CHAPTER II – CIVIL AND POLITICAL RIGHTS

Article 4. Right to Life

1. Every person has the right to have his life respected. This right shall be protected by law and, in general, from the moment of conception. No one shall be arbitrarily deprived of his life.

2. In countries that have not abolished the death penalty, it may be imposed only for the most serious crimes and pursuant to a final judgment rendered by a competent court and in accordance with a law establishing such punishment, enacted prior to the commission of the crime. The application of such punishment shall not be extended to crimes to which it does not presently apply.

[…]

Article 5. Right to Humane Treatment

1. Every person has the right to have his physical, mental, and moral integrity respected.

2. No one shall be subjected to torture or to cruel, inhuman, or degrading punishment or treatment.
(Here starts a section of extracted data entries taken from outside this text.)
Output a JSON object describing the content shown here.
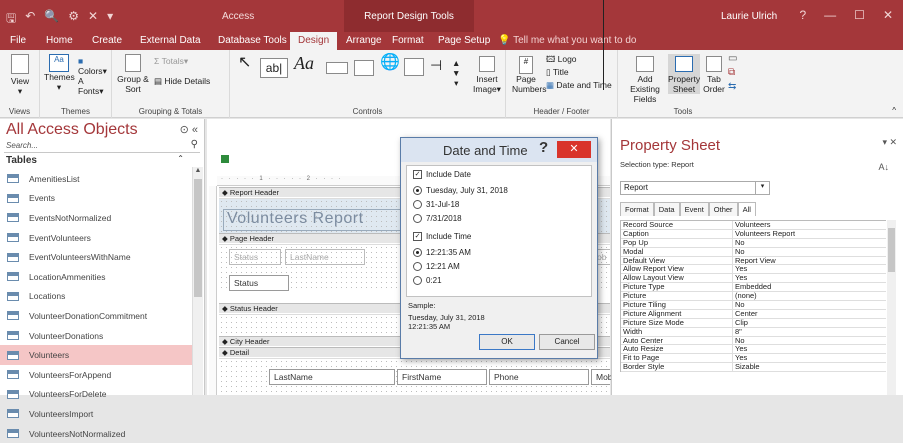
{
  "titlebar": {
    "app": "Access",
    "context": "Report Design Tools",
    "user": "Laurie Ulrich",
    "help": "?",
    "ctrls": [
      "—",
      "☐",
      "✕"
    ]
  },
  "tabs": [
    "File",
    "Home",
    "Create",
    "External Data",
    "Database Tools",
    "Design",
    "Arrange",
    "Format",
    "Page Setup",
    "Tell me what you want to do"
  ],
  "ribbon": {
    "views": {
      "label": "View",
      "group": "Views"
    },
    "themes": {
      "themes": "Themes",
      "colors": "Colors",
      "fonts": "Fonts",
      "group": "Themes"
    },
    "grouping": {
      "group_sort": "Group & Sort",
      "totals": "Totals",
      "hide": "Hide Details",
      "group": "Grouping & Totals"
    },
    "controls": {
      "group": "Controls",
      "text": "ab|",
      "aa": "Aa"
    },
    "insert": {
      "image": "Insert Image"
    },
    "header": {
      "page_numbers": "Page Numbers",
      "logo": "Logo",
      "title": "Title",
      "date_time": "Date and Time",
      "group": "Header / Footer"
    },
    "tools": {
      "add_fields": "Add Existing Fields",
      "property_sheet": "Property Sheet",
      "tab_order": "Tab Order",
      "group": "Tools"
    }
  },
  "nav": {
    "title": "All Access Objects",
    "search": "Search...",
    "section": "Tables",
    "items": [
      "AmenitiesList",
      "Events",
      "EventsNotNormalized",
      "EventVolunteers",
      "EventVolunteersWithName",
      "LocationAmmenities",
      "Locations",
      "VolunteerDonationCommitment",
      "VolunteerDonations",
      "Volunteers",
      "VolunteersForAppend",
      "VolunteersForDelete",
      "VolunteersImport",
      "VolunteersNotNormalized"
    ],
    "selected": "Volunteers"
  },
  "design": {
    "ruler": "· · · · · 1 · · · · · 2 · · · ·",
    "report_header": "Report Header",
    "title": "Volunteers Report",
    "page_header": "Page Header",
    "status_lbl": "Status",
    "lastname_lbl": "LastName",
    "status_hdr": "Status Header",
    "status_ctl": "Status",
    "city_header": "City Header",
    "detail": "Detail",
    "d_lastname": "LastName",
    "d_firstname": "FirstName",
    "d_phone": "Phone",
    "d_mob": "Mob",
    "cut_label": "ob"
  },
  "dialog": {
    "title": "Date and Time",
    "include_date": "Include Date",
    "date_formats": [
      "Tuesday, July 31, 2018",
      "31-Jul-18",
      "7/31/2018"
    ],
    "include_time": "Include Time",
    "time_formats": [
      "12:21:35 AM",
      "12:21 AM",
      "0:21"
    ],
    "sample_label": "Sample:",
    "sample_date": "Tuesday, July 31, 2018",
    "sample_time": "12:21:35 AM",
    "ok": "OK",
    "cancel": "Cancel"
  },
  "props": {
    "title": "Property Sheet",
    "selection": "Selection type:  Report",
    "object": "Report",
    "tabs": [
      "Format",
      "Data",
      "Event",
      "Other",
      "All"
    ],
    "active_tab": "All",
    "rows": [
      [
        "Record Source",
        "Volunteers"
      ],
      [
        "Caption",
        "Volunteers Report"
      ],
      [
        "Pop Up",
        "No"
      ],
      [
        "Modal",
        "No"
      ],
      [
        "Default View",
        "Report View"
      ],
      [
        "Allow Report View",
        "Yes"
      ],
      [
        "Allow Layout View",
        "Yes"
      ],
      [
        "Picture Type",
        "Embedded"
      ],
      [
        "Picture",
        "(none)"
      ],
      [
        "Picture Tiling",
        "No"
      ],
      [
        "Picture Alignment",
        "Center"
      ],
      [
        "Picture Size Mode",
        "Clip"
      ],
      [
        "Width",
        "8\""
      ],
      [
        "Auto Center",
        "No"
      ],
      [
        "Auto Resize",
        "Yes"
      ],
      [
        "Fit to Page",
        "Yes"
      ],
      [
        "Border Style",
        "Sizable"
      ]
    ]
  },
  "colors": {
    "accent": "#a4373a",
    "selected": "#f5c6c6"
  }
}
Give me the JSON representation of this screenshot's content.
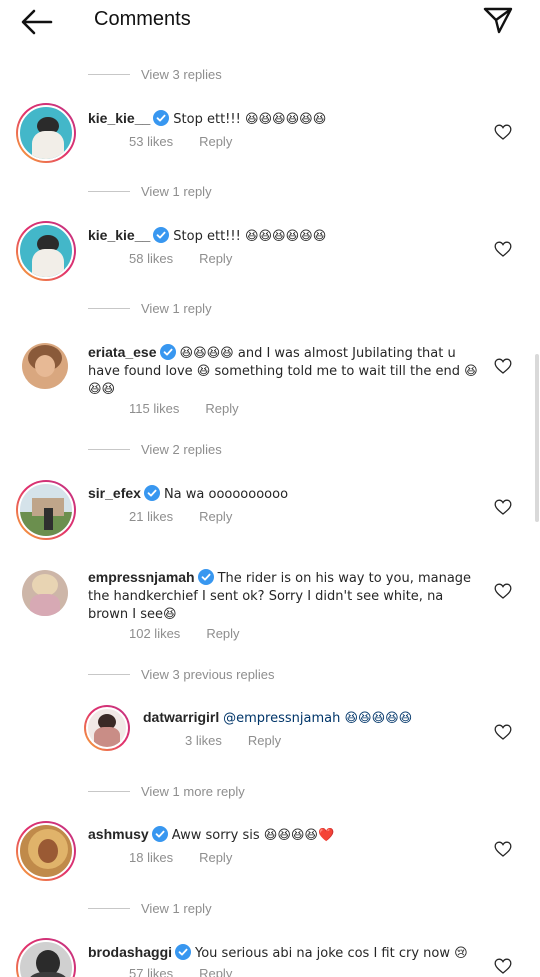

All persons deprived of their liberty shall be treated with respect for the inherent dignity of the human person.

CHAPTER III – ECONOMIC, SOCIAL, AND CULTURAL RIGHTS

Article 26. Progressive Development

The States Parties undertake to adopt measures, both internally and through international cooperation, especially those of an economic and technical nature, with a view to achieving progressively, by legislation or other appropriate means, the full realization of the rights implicit in the economic, social, educational, scientific, and cultural standards set forth in the Charter of the Organization of American States as amended by the Protocol of Buenos Aires.